For teams evaluating a custom-agent framework alongside a vertical product, the usual recommendation is to prototype in the framework to validate the approach, then move to the vertical product once the requirements stabilize. This is the path most Potpie-to-Data-Workers transitions we see follow, and it is a reasonable way to de-risk both choices.
What Each Tool Cannot Do
Potpie cannot, out of the box, monitor a Snowflake warehouse, triage a dbt test failure, or federate lineage across catalogs. Data Workers cannot, out of the box, build a code review agent over your repo or a knowledge assistant over your internal wiki. Respecting these boundaries instead of forcing one tool to do the other's job produces cleaner systems and happier engineers.
When Prototype Becomes Production
The hardest moment in any agent project is the transition from prototype to production.

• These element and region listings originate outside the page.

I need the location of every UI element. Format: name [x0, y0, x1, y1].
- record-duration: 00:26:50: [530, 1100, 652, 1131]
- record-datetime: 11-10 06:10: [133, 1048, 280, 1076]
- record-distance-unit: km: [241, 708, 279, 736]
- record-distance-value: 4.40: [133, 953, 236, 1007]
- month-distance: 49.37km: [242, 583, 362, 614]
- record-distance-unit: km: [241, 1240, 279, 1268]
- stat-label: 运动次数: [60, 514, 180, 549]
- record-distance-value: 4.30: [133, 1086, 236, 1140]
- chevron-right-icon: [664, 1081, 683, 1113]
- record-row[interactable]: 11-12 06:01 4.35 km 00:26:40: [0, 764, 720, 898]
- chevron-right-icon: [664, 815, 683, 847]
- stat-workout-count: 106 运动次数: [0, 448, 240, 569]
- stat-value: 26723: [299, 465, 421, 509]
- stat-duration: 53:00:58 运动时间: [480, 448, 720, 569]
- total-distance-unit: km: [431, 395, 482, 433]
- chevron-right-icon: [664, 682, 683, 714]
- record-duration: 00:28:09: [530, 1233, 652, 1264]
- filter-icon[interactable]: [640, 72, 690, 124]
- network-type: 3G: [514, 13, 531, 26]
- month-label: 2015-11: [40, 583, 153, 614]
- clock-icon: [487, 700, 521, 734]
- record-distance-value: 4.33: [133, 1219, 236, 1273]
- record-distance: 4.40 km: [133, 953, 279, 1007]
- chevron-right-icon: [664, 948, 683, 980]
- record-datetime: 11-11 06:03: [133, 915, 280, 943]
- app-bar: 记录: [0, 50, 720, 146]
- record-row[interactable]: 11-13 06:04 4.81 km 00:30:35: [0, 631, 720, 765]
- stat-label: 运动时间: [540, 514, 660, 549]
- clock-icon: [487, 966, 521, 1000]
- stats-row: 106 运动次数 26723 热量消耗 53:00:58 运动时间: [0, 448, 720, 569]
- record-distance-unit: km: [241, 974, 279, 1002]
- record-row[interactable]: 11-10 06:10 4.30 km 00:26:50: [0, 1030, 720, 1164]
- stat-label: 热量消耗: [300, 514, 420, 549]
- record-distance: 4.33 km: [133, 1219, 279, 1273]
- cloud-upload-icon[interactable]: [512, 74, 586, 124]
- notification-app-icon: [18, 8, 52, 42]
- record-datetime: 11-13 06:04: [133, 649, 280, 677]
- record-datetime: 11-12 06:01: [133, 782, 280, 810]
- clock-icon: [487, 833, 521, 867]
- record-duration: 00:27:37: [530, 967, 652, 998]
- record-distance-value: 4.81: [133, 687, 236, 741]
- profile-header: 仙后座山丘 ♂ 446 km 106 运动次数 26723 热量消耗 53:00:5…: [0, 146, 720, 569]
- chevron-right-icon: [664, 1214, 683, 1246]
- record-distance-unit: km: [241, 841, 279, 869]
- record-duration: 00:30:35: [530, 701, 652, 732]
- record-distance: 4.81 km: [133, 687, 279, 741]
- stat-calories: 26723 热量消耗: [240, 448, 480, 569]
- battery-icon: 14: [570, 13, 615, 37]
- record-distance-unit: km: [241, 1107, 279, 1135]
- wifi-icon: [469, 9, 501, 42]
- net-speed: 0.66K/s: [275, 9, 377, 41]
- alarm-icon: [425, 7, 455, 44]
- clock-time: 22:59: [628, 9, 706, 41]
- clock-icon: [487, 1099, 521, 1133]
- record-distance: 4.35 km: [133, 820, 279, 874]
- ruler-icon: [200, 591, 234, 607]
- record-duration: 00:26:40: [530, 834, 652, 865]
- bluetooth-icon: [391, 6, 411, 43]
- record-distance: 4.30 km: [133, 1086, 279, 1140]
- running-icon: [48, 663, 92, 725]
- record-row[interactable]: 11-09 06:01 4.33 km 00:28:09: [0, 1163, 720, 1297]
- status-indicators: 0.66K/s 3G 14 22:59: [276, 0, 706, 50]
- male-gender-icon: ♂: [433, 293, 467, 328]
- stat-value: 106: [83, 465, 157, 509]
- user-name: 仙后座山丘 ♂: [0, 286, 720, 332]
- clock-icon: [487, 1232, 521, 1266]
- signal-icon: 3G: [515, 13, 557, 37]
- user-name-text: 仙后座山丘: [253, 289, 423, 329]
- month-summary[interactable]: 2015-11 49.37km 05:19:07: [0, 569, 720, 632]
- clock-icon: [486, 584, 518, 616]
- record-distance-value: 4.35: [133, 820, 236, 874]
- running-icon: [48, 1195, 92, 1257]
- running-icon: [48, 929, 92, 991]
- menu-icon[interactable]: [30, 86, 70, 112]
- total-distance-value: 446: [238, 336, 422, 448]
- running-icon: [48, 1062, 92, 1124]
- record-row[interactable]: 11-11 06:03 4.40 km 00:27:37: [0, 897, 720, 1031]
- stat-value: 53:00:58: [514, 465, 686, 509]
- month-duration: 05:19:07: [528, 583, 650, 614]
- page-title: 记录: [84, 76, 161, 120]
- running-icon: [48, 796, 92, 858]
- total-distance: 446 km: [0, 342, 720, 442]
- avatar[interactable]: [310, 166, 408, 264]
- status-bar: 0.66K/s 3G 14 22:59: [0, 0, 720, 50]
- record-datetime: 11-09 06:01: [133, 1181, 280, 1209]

Prototypes usually run locally with hardcoded credentials, loose error handling, and minimal observability. Production deployments require auth, logging, retries, audit, and graceful degradation. Potpie projects make this transition by adding the production concerns on top of the framework; Data Workers projects skip it because the production concerns are shipped with the product.
This difference shows up as weeks or months on a real project timeline. Teams that underestimate the production hardening step are the ones that ship months late, and the delay is usually invisible in the prototype phase when everything feels fast. Picking a product that ships with the hardening already done is the cheapest insurance against that class of delay.
Potpie is an open-source framework for custom code and knowledge agents. Data Workers is a vertical swarm for data engineering. Use Potpie to build what no swarm offers, use Data Workers to run the data stack, and compose them through MCP.